What you get with Glencore is a bit of a one-of-a-kind investment, a specialized company in an unusual sector and a business that investors do not typically have a chance to get exposure to. Marc Rich & Co. and subsequently Glencore has been a privately run company of 37 years and made a truckload of money along the way, which clearly shows they know what they’re doing and with a bit more market intelligence than most. It’s obviously extremely well run and this IPO has given Glencore just that bit more firepower for further acquisitions and will allow them to do larger deals.
Glencore’s main rivals are Vitol, Trafigura and Cargill, with Cargill arguably its closest peer. Cargill, which is still privately held, is also a large trader with a global footprint. The main difference between the two companies is that Glencore is more diversified, has more valuable industrial assets and that we as investors can now profit from its operations.
On the subject of assets, I already mentioned several of Glencore’s stakes, its 34% stake in Xstrata most prominently. To list a few more, Glencore also owns 8.8% percent of United Company Rusal (RUSAL:PAR), the world’s largest aluminum company, 74% of Katanga Mining (KATFF.PK), 71% of nickel miner Minara Resources (MREJF.PK), alongside further stakes in companies like Century Aluminum (CENX) and leading zinc producer Nyrstar (NYRSF.PK).
Glencore has an outstanding management team with Ivan Glasenberg as CEO, Steven Kalmin as CFO, Simon Murray (former Vodafone) as non-executive chairman, Tony Hayward (former CEO BP) as senior independent director and Peter Coates, Leonhard Fischer, William Macaulay and Li Ning as non- executive directors. Glencore has promised investors a progressive dividend policy and recently declared a maiden interim dividend of $0.05 a share.
When Warren Buffett recently announced he would be taking a $5 billion stake in Bank of America (BAC) in exchange for preferred stock with 6% and warrants to purchase another several hundred million shares, it was the first time since investing in Berkshire Hathaway (BRK.A) (BRK.B) through BRK.B that I scratched my head a bit.

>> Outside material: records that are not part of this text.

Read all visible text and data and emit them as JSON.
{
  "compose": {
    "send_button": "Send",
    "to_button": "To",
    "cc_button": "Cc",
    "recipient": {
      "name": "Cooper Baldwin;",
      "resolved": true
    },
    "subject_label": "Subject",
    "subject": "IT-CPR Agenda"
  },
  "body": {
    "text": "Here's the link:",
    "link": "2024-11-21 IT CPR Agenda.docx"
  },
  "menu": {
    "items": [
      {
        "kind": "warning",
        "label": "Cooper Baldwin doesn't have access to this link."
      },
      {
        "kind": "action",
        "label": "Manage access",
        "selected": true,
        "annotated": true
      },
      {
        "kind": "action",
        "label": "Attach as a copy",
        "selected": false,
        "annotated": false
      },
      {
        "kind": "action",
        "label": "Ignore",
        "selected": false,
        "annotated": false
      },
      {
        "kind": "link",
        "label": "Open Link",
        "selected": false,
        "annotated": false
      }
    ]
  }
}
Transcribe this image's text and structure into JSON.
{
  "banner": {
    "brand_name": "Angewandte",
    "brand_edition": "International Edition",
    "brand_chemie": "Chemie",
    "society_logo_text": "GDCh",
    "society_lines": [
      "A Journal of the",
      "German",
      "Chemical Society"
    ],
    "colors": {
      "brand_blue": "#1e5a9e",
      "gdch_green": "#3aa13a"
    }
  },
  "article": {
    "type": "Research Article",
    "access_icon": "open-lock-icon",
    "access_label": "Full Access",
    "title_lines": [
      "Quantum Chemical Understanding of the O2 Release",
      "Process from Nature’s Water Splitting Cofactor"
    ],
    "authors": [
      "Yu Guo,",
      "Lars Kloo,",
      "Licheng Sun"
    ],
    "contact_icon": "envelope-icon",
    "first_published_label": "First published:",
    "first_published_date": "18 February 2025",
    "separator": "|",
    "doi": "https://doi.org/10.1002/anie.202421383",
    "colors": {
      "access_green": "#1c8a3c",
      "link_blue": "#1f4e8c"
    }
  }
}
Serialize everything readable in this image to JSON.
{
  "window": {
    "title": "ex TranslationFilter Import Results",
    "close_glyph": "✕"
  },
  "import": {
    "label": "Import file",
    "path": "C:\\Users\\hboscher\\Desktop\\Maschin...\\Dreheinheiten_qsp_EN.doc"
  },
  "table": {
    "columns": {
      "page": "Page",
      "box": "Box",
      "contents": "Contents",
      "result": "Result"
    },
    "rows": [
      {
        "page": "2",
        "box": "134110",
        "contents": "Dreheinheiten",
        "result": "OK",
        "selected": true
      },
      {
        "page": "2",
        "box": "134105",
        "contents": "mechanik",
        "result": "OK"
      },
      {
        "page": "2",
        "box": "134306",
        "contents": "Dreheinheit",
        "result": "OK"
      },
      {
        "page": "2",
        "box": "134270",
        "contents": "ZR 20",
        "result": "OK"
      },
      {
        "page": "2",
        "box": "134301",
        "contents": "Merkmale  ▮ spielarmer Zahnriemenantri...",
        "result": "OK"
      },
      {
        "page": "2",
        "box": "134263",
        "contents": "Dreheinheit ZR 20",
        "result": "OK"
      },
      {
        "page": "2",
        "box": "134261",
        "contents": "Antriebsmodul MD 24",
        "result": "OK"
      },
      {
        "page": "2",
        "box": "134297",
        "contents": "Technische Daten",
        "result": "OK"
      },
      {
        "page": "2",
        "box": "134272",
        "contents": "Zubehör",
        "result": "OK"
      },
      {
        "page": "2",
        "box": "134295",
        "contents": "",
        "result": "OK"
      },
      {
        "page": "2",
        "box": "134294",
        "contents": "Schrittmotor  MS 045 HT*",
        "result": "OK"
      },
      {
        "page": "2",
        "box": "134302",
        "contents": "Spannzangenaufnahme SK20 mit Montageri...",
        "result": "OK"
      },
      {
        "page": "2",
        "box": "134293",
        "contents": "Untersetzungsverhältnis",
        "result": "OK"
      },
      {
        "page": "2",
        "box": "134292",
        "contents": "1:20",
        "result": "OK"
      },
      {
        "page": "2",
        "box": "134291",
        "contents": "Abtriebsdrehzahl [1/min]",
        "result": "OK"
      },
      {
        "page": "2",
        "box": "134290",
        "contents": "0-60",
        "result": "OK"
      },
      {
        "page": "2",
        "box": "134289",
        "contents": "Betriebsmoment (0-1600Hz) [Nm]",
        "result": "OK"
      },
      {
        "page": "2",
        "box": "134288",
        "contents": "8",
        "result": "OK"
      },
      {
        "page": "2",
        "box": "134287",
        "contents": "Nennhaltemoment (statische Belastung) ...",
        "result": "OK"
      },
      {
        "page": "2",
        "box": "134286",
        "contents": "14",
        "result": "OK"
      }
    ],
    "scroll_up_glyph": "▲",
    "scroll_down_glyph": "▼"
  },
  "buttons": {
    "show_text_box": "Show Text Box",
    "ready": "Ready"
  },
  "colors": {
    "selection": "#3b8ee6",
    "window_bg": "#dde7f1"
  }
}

It immediately gave me a flashback to 2008 when Buffet and Munger decided to buy $5 billion in preferred stock of Goldman Sachs (GS). The only difference of course is that Goldman Sachs was and is still considered “the smartest kid in the class,” while Bank of America Merrill Lynch nowadays is more often than not referred to as the “slow-witted chubby kid in the back” first to get hit when a savings and loan-crisis, dot-com bubble or sub-prime mortgage and credit-crisis decides to pop up.
I quickly remembered Buffett and Munger’s virtually unparalleled investing record over the decades. I thought about the infamous “margin of safety.” I remembered why I actually invested in BRK.B in the first place. But the last thing that came to mind was Buffett’s statement in “The Snowball” that in this day and age it was increasingly difficult to find undervalued stocks that other people often didn’t find. I am under no illusion that Warren Buffett or Charlie Munger is roaming around Seeking Alpha reading blogs and articles, but fortunately we all are and trying to educate ourselves in the process. But in the unlikely event they are, I would hereby like to end by saying: “Mr. Buffett, hereby I present for your investment consideration: Glencore International.”